The intelligence tests we use today – such as psychometric tests or animal cognition tests – are not suitable for measuring intelligence of a new kind, he explains. Perhaps the most famous test for AI is that devised by 1950s Cambridge computer scientist Alan Turing. To pass the Turing Test, a computer must fool a human into believing it is human. “Turing never meant it as a test of the sort of AI that is becoming possible – apart from anything else, it’s all or nothing and cannot be used to rank AI,” says Hernandez-Orallo.
In his recently published book The Measure of all Minds, he argues for the development of “universal tests of intelligence” – those that measure the same skill or capability independently of the subject, whether it’s a robot, a human or an octopus.
His work at the CFI as part of the ‘Kinds of Intelligence’ project, led by Dr Marta Halina, is asking not only what these tests might look like but also how their measurement can be built into the development of AI. Hernandez-Orallo sees a very practical application of such tests: the future job market. “I can imagine a time when universal tests would provide a measure of what’s needed to accomplish a job, whether it’s by a human or a machine.”
Cave is also interested in the impact of AI on future jobs, discussing this in a report on the ethics and governance of AI recently submitted to the House of Lords Select Committee on AI on behalf of researchers at Cambridge, Oxford, Imperial College and the University of California at Berkeley. “AI systems currently remain narrow in their range of abilities by comparison with a human. But the breadth of their capacities is increasing rapidly in ways that will pose new ethical and governance challenges – as well as create new opportunities,” says Cave. “Many of these risks and benefits will be related to the impact these new capacities will have on the economy, and the labour market in particular.”

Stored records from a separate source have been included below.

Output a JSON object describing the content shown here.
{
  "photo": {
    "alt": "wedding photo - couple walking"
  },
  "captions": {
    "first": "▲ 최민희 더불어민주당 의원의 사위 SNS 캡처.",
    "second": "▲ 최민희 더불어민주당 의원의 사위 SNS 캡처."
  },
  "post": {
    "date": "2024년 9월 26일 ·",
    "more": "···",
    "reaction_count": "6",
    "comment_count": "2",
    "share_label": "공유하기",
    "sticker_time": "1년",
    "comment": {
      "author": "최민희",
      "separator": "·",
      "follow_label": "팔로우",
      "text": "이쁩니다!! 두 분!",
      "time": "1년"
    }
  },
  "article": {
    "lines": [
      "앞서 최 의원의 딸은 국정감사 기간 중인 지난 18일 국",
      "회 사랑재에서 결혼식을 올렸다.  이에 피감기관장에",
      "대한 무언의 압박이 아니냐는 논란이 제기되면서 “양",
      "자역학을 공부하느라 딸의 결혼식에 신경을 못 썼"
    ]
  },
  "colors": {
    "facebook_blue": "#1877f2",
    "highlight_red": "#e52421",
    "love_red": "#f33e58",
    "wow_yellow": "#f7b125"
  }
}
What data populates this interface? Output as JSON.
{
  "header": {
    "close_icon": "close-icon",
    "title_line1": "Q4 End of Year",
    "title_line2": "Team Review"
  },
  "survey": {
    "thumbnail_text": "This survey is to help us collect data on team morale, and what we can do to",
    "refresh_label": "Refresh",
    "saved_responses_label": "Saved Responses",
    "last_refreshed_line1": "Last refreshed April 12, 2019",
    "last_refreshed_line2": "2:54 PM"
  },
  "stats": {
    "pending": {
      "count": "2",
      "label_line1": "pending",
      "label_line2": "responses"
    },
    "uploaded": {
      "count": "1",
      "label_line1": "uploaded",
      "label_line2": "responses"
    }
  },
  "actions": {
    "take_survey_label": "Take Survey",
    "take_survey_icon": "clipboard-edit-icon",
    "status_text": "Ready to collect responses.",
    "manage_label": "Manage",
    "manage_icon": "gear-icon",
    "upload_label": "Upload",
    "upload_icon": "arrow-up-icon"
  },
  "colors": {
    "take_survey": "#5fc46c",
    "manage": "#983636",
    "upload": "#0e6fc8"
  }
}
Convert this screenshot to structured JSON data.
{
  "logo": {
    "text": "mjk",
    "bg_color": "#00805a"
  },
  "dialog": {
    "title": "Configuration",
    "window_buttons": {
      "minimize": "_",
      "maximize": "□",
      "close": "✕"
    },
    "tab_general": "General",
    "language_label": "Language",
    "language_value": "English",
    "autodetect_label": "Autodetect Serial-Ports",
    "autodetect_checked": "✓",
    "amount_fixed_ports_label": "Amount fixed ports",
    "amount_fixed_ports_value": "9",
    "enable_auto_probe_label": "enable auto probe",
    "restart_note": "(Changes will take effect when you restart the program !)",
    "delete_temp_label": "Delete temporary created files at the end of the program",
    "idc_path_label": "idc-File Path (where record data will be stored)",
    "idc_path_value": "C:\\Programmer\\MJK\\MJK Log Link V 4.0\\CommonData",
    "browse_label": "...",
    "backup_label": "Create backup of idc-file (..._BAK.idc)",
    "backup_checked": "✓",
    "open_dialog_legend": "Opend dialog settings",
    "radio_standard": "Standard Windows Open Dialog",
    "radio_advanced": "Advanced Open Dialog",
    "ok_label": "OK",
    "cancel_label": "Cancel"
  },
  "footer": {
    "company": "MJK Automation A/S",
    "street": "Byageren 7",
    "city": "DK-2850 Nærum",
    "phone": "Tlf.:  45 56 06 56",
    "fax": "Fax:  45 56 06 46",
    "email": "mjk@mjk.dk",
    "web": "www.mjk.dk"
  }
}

Hernandez-Orallo adds: “Much has been written about the jobs that will be at risk in the future. This happens every time there is a major shift in the economy. But just as some machines will do tasks that humans currently carry out, other machines will help humans do what they currently cannot – providing enhanced cognitive assistance or replacing lost functions such as memory, hearing or sight.”
Jamnik also sees opportunities in the age of intelligent machines: “As with any revolution, there is change. Yes some jobs will become obsolete. But history tells us that there will be jobs appearing. These will capitalise on inherently human qualities. Others will be jobs that we can’t even conceive of – memory augmentation practitioners, data creators, data bias correctors, and so on. That’s one reason I think this is perhaps the most exciting time in the history of humanity.”